Amanda frowned. “Yes. You’re right. He is both of those things. But he loves me, I know that, and he thinks . . . He’s doing it from a place he thinks . . .”

She stopped and slumped in her chair, dropping her face into her hands and shaking her head.

I watched her, feeling helpless. I had no clue about the American court system, about US law. I had no clue what Charles’s legal case meant for Tanner. I had no fucking clue what it meant for me and my future with him. If Charles got his way, I had no doubt he’d make sure the “dumb Australian jock” had no contact with his grandson ever again.
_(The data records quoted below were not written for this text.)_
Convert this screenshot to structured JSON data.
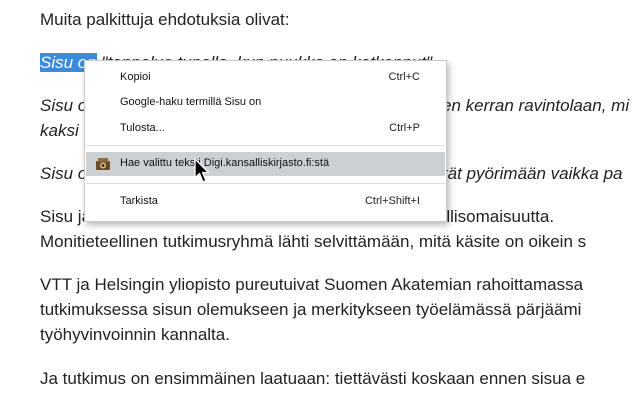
{
  "article": {
    "p1": "Muita palkittuja ehdotuksia olivat:",
    "p2_selected": "Sisu on",
    "p2_rest": " \"toppelue tupella, kun puukko on katkennut\".",
    "p3_line1_start": "Sisu o",
    "p3_line1_end": "en kerran ravintolaan, mi",
    "p3_line2": "kaksi",
    "p4_start": "Sisu o",
    "p4_end": "rät pyörimään vaikka pa",
    "p5_line1": "Sisu ja  eloukkaue ovat kaukkeinaa suomalaista kansallisomaisuutta.",
    "p5_line2": "Monitieteellinen tutkimusryhmä lähti selvittämään, mitä käsite on oikein s",
    "p6_line1": "VTT ja Helsingin yliopisto pureutuivat Suomen Akatemian rahoittamassa",
    "p6_line2": "tutkimuksessa sisun olemukseen ja merkitykseen työelämässä pärjäämi",
    "p6_line3": "työhyvinvoinnin kannalta.",
    "p7": "Ja tutkimus on ensimmäinen laatuaan: tiettävästi koskaan ennen sisua e"
  },
  "context_menu": {
    "items": [
      {
        "label": "Kopioi",
        "shortcut": "Ctrl+C"
      },
      {
        "label": "Google-haku termillä Sisu on",
        "shortcut": ""
      },
      {
        "label": "Tulosta...",
        "shortcut": "Ctrl+P"
      },
      {
        "label": "Hae valittu teksti Digi.kansalliskirjasto.fi:stä",
        "shortcut": ""
      },
      {
        "label": "Tarkista",
        "shortcut": "Ctrl+Shift+I"
      }
    ],
    "hovered_index": 3,
    "extension_icon": "digi-kansalliskirjasto-icon"
  },
  "colors": {
    "selection": "#3a8be0",
    "menu_hover": "#cdd0d3",
    "text": "#222222"
  }
}
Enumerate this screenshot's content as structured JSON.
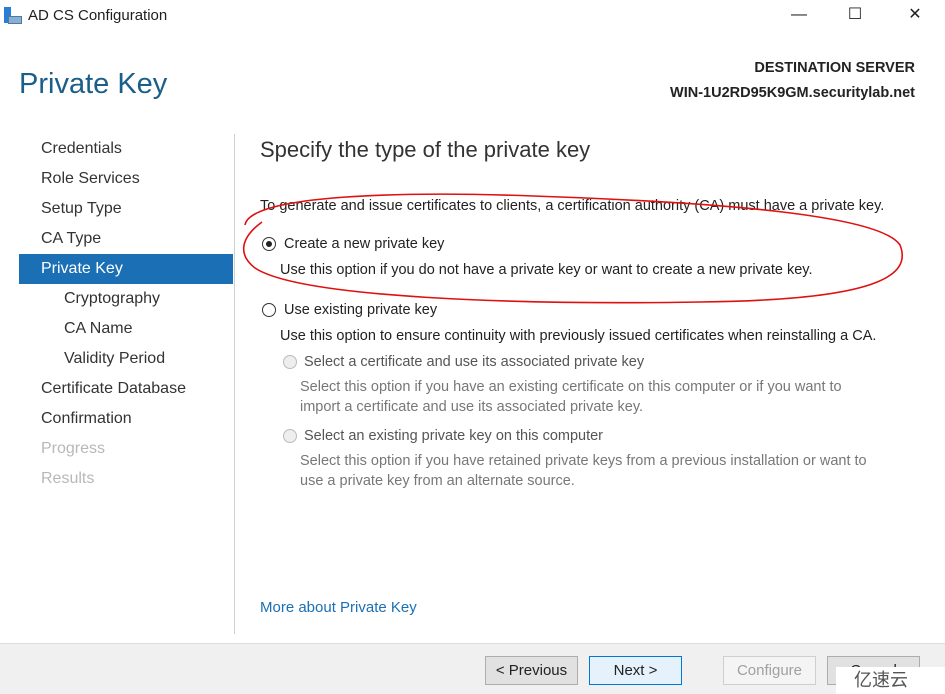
{
  "window": {
    "title": "AD CS Configuration",
    "controls": {
      "minimize": "—",
      "maximize": "☐",
      "close": "✕"
    }
  },
  "header": {
    "page_title": "Private Key",
    "destination_label": "DESTINATION SERVER",
    "destination_server": "WIN-1U2RD95K9GM.securitylab.net"
  },
  "nav": {
    "items": [
      {
        "label": "Credentials",
        "state": "normal"
      },
      {
        "label": "Role Services",
        "state": "normal"
      },
      {
        "label": "Setup Type",
        "state": "normal"
      },
      {
        "label": "CA Type",
        "state": "normal"
      },
      {
        "label": "Private Key",
        "state": "selected"
      },
      {
        "label": "Cryptography",
        "state": "sub"
      },
      {
        "label": "CA Name",
        "state": "sub"
      },
      {
        "label": "Validity Period",
        "state": "sub"
      },
      {
        "label": "Certificate Database",
        "state": "normal"
      },
      {
        "label": "Confirmation",
        "state": "normal"
      },
      {
        "label": "Progress",
        "state": "disabled"
      },
      {
        "label": "Results",
        "state": "disabled"
      }
    ]
  },
  "main": {
    "heading": "Specify the type of the private key",
    "intro": "To generate and issue certificates to clients, a certification authority (CA) must have a private key.",
    "option_new": {
      "label": "Create a new private key",
      "desc": "Use this option if you do not have a private key or want to create a new private key.",
      "selected": true
    },
    "option_existing": {
      "label": "Use existing private key",
      "desc": "Use this option to ensure continuity with previously issued certificates when reinstalling a CA.",
      "selected": false
    },
    "sub_cert": {
      "label": "Select a certificate and use its associated private key",
      "desc1": "Select this option if you have an existing certificate on this computer or if you want to",
      "desc2": "import a certificate and use its associated private key."
    },
    "sub_key": {
      "label": "Select an existing private key on this computer",
      "desc1": "Select this option if you have retained private keys from a previous installation or want to",
      "desc2": "use a private key from an alternate source."
    },
    "more_link": "More about Private Key"
  },
  "footer": {
    "previous": "< Previous",
    "next": "Next >",
    "configure": "Configure",
    "cancel": "Cancel"
  },
  "annotation_color": "#e01010",
  "watermark": "亿速云"
}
What I did have a clue about was what he was doing to Amanda. It was right in front of me. And she was still defending him. He was destroying her, and she was still trying to protect him from my rage. Because she loved him, as any daughter who’d grown up with a father who cherished her, who doted on her, who wanted only the best for her . . . she loved him.

Which didn’t change my desire to break his jaw at all. But it did keep me in Parker’s office.

Drawing in a slow breath, I lowered myself into my seat and looked at Parker. “You said Charles is pressuring the board. What does that mean?”